According to a Sept. 8 article in CNN’s Business 2.0 magazine, Silicon Valley entrepreneur Michael Arrington’s blog TechCrunch pulls in $60,000 in ad revenue each month. Arrington didn’t start blogging full-time until earlier this year, when Techcrunch was earning around $6,000 each month from advertisements. That’s when Arrington quit his day job.
And he’s apparently not the only one. According to the Business 2.0 article two other blogs, Boing Boing and Fark, are on pace to gross around $1 million in ad revenue this year. And with extraordinarily low overhead (by comparison with the business model as it has existed for several centuries), the profit potential is 70% – 90% of that gross income.
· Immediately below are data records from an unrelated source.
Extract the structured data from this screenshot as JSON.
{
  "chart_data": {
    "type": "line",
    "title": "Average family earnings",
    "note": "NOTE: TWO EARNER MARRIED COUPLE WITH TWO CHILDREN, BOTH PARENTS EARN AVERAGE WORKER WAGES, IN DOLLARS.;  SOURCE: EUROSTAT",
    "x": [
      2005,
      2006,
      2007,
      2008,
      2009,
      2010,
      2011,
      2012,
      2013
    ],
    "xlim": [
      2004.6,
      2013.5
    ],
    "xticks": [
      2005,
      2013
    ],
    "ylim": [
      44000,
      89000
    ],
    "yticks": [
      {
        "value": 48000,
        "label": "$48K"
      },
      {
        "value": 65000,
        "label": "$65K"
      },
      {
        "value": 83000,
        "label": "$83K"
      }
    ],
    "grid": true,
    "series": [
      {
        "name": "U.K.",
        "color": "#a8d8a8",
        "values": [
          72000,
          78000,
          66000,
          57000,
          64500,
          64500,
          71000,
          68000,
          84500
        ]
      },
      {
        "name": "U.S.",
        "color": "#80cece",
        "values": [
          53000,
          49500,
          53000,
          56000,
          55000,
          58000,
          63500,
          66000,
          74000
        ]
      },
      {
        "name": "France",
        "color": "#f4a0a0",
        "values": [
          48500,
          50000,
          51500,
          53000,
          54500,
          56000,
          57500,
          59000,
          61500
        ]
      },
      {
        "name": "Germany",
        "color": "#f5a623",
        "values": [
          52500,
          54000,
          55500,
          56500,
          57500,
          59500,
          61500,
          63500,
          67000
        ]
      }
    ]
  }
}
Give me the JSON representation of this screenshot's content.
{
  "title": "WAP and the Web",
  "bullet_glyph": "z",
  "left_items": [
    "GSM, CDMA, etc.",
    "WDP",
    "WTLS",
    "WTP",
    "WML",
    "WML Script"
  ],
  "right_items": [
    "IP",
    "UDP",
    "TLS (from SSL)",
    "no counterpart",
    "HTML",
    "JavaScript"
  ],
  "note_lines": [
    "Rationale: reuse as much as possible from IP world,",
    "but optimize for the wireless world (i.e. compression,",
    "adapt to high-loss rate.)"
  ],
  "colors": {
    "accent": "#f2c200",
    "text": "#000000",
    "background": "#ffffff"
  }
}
Like the "dot-com bubble" of the 1990s and the northern California housing market of the past several years, this is bound to even out eventually, but the reality is advertisers — from Coca Cola to Banana Republic to Intel — have become aware of the unique ability of blogs to get their message in front of narrowly definable demographics.
So why doesn’t the BPD try to funnel some of that advertising cash its way?
According to a Sept. 6 article in Boston’s Weekly Dig:
A 1979 city law requires the Boston Police Department to maintain a minimum staffing level of 2500 officers; in June it had around 2,100, over 300 of whom were either injured, in the military or in the academy. Boston’s fiscal year 2007 budget, passed in July, allotted for 140 new police officers (a net gain of 100 after retirements; 45 more officers would be folded into the department under a controversial merger of the BPD and the Municipal Police).
With ad revenue from, for example, the United States Marines, Prozac and a couple of gun manufacturers, the BPD could have an officer on every street corner.